Colocaban a los enfermos en la plaza, y
le rogaban que les dejase tocar al menos el borde de su manto (Mc 6,56).
Jesús, a veces me lleno de envidia por la suerte que tuvieron
algunos de tus contemporáneos: oír tu voz, disfrutar de tu sonrisa, mirarte a
los ojos... Se conformaban con poco, tan sólo con tocar el borde de tu manto
y... ¡quedaban curados!
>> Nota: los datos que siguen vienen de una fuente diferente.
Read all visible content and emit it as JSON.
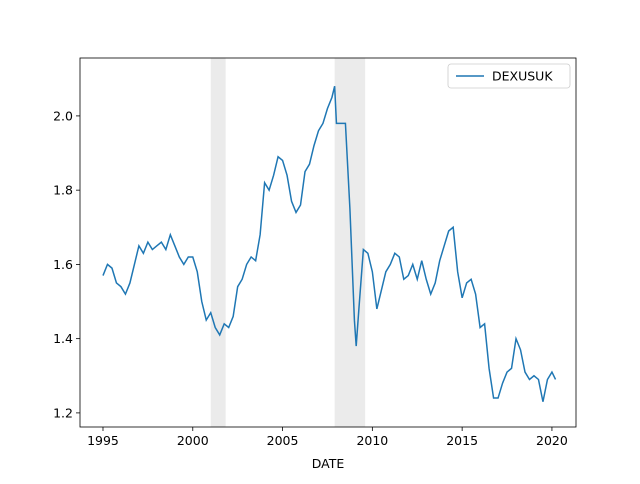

Jesús y yo, que te recibo en la Eucaristía, no me
conformo con tocarte, en cada Comunión quiero acariciarte con mis
obras buenas en mi alma para que también me cures.
Jesús,
¡qué ganas tengo de comulgar! ¿Por qué no voy más a Misa?
Y los que lo tocaban se ponían sanos (Mc
6,56).
Jesús, ¿te acuerdas? Aquel chico de 15 años entristecido porque al
asistir a la Sta Misa el domingo con toda su familia no pudo comulgar. Tenía en
la conciencia haber cometido un pecado grave. Veía a los demás, sus papás, sus
hermanos comulgar y sintió un gran vacío, un hambre de eucaristía, una gran
necesidad de tener a Dios en el alma. Cuando poco después por la confesión
recuperó la gracia, comentaba, con una sabiduría impropia de su edad, como
Dios se había servido de esa tristeza, de ese vacío, para que valorara más lo
que es la comunión, tener a Dios en el alma. Jesús, ¡qué suerte más grande
tengo! En cada Comunión te hago mío, te como ¿Las aprovecho? En cada Comunión
¡toco a Dios!
Después
de la Comunión me quedaré un ratito con Jesús, dando gracias.
Propósito:
acariciar a Dios en mi alma cada vez que comulgue.